Forty years ago this week — on the Hebrew calendar — Jerusalem was nervous.
The fighting that came to be known as the Six-Day War was still underway, and the extent of Israel’s lightning victory on three fronts was not yet fully known.
Then Mordechai Gur uttered the words that still ring through the decades, “The Temple Mount is in our hands,” and with the capture of the holiest spot in the Old City, the celebrating began.
The capital of Israel was again unified, after 19 years, and East met West where a barbed-wire boundary had separated the Jewish State from Jordan.
This week Jerusalem was exuberant.
Swelled by thousands of tourists and pilgrims, the city marked the landmark anniversary of its reunification. With parades and rallies, concerts and a Bible quiz, Jerusalem celebrated itself.
In a parade through the center of the city, above, women in a variety of ethnic dresses sing and carry Israeli flags. A young girl, left, is surrounded by large flags, and marchers, smaller flags in hand, march and chant.
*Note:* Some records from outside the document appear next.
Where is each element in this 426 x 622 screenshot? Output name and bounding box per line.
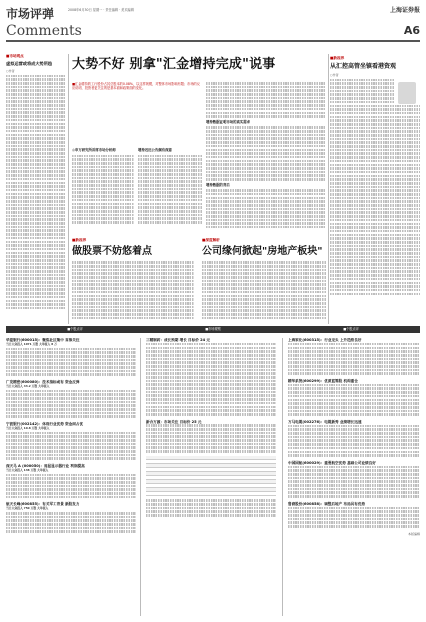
main-subhead-1: ◎申万研究所首席市场分析师 (72, 148, 116, 152)
main-subhead-2: 增持迟迟公告颇有深意 (138, 148, 172, 152)
main-body-right (206, 82, 326, 228)
mid-right-title: 公司缘何掀起"房地产板块" (202, 245, 323, 257)
stock-name: 万马电缆(002276)：电缆新秀 业绩增长迅速 (288, 419, 362, 424)
right-byline: ○作者 (330, 72, 339, 77)
stock-name: 中国国航(600029)：重要航空优势 基础公司业绩良好 (288, 460, 376, 465)
stock-item (146, 338, 276, 416)
mid-articles (72, 238, 326, 324)
stocks-column-1 (6, 338, 136, 616)
stock-sub: 当日大众投入 10.8 万股 大单流入 (6, 425, 50, 430)
main-subhead-3: 增持数据证明市场的真实需求 (206, 119, 251, 124)
banner-item-3: ■个股点评 (343, 327, 359, 332)
stock-item (6, 502, 136, 533)
editor-credit: 本版编辑 (407, 531, 420, 536)
mid-right-tag: ■深度解析 (202, 238, 220, 242)
section-banner (6, 326, 420, 333)
main-body-col1 (72, 146, 134, 228)
data-table (146, 456, 276, 497)
stock-name: 广发精密(600080)：技术指标或有 资金反弹 (6, 380, 80, 385)
page-number: A6 (403, 24, 420, 37)
stock-item (288, 461, 420, 498)
stock-name: 三精制药：成长预期 增长 目标价 24 元 (146, 338, 210, 342)
banner-item-1: ■个股点评 (67, 327, 83, 332)
stocks-column-2 (146, 338, 276, 616)
stock-item (288, 502, 420, 528)
stock-item (288, 420, 420, 457)
stock-name: 精华系统(600299)：优质蓝筹股 机构重仓 (288, 378, 358, 383)
author-photo (398, 82, 416, 104)
left-body (6, 75, 66, 310)
stock-sub: 当日大众投入 43.2 万股 大单流入 (6, 383, 50, 388)
stock-name: 航天长峰(600855)：有关军工背景 新股发力 (6, 502, 80, 507)
stock-item (146, 420, 276, 517)
stock-sub: 当日大众投入 138 万股 大单流入 (6, 467, 49, 472)
main-headline: 大势不好 别拿"汇金增持完成"说事 (72, 57, 276, 72)
stock-item (6, 380, 136, 418)
stock-sub: 当日大众投入 750 万股 大单流入 (6, 506, 49, 511)
stocks-column-3 (288, 338, 420, 616)
right-section-tag: ■新视界 (330, 56, 345, 60)
main-subhead-4: 增持数据的背后 (206, 182, 230, 187)
main-lead: ■汇金增持的工行股份占其总股本的0.08%，以这样规模，对整体市场影响有限；市场的反应说明，投资者更关注的是基本面和政策面的变化。 (72, 82, 200, 91)
stock-item (288, 338, 420, 375)
stock-name: 上海家化(600315)：行业龙头 上升趋势良好 (288, 338, 362, 342)
stock-sub: 当日大众投入 1071 万股 大单流入 8 万 (6, 341, 57, 346)
stock-name: 深天马 A (000050)：周显显示器行业 利润提高 (6, 464, 85, 469)
stock-item (6, 464, 136, 498)
right-article-title: 从汇控高管坐镇看港资观 (330, 62, 397, 70)
stock-name: 新合万源：市场关注 目标价 25 元 (146, 419, 202, 424)
left-article-title: 虚拟运营或将成大势所趋 (6, 60, 53, 66)
mid-left-tag: ■新视界 (72, 238, 87, 242)
header-rule (6, 40, 420, 42)
stock-name: 华夏银行(600015)：聚焦社区集中 首推关注 (6, 338, 80, 342)
issue-meta: 2008年6月30日 星期一 · 责任编辑 · 美术编辑 (68, 8, 134, 12)
masthead (6, 6, 420, 50)
right-column-article (330, 56, 420, 324)
mid-left-title: 做股票不妨悠着点 (72, 245, 152, 257)
section-name: 市场评弹 (6, 7, 55, 21)
section-title-en: Comments (6, 23, 82, 39)
stock-item (6, 422, 136, 460)
stock-item (6, 338, 136, 376)
stock-item (288, 379, 420, 416)
left-section-tag: ■市场观点 (6, 54, 24, 58)
stock-name: 宁波银行(002142)：体现行业优势 资金面占优 (6, 422, 84, 427)
main-body-col2 (138, 146, 202, 228)
left-column-article (6, 54, 66, 324)
banner-item-2: ■市场观察 (205, 327, 221, 332)
paper-name: 上海证券报 (389, 7, 420, 14)
stock-name: 鲁商股份(600858)：调整后地产 布局具有优势 (288, 501, 366, 506)
left-byline: ○作者 (6, 68, 15, 73)
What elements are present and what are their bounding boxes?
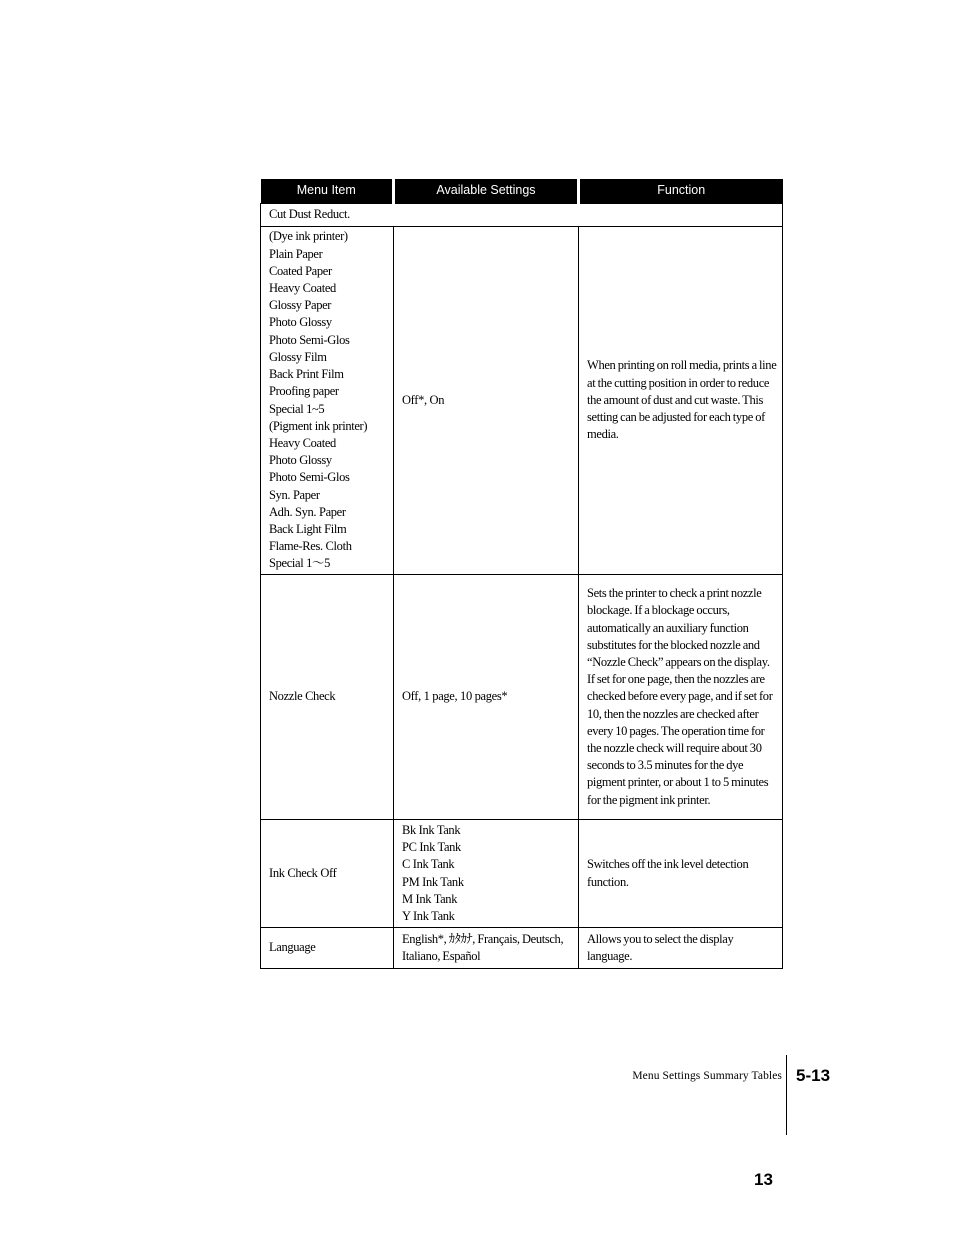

“The last 40 years were only the beginning,” Prime Minister Ehud Olmert told a special Knesset session. “I believe, I hope and I pray that we will continue to work together to reinforce Jerusalem in order to extend its boundaries.
“After 40 years of reunification we want to see a city that, instead of creating conflicts, solves them, a city which is no longer ground for bloody clashes, but a place of harmony and acceptance,” Olmert said.
As usual, politics was not far away. Most ambassadors stayed away from a major diplomatic reception at the Knesset.
Also absent was Yossi Beilin, chairman of the left-wing Mertz party, and Knesset members from Arab parties. “I did not want to lie to myself and participate in this strange event honoring the unification of Jerusalem, which never took place,” Beilin said.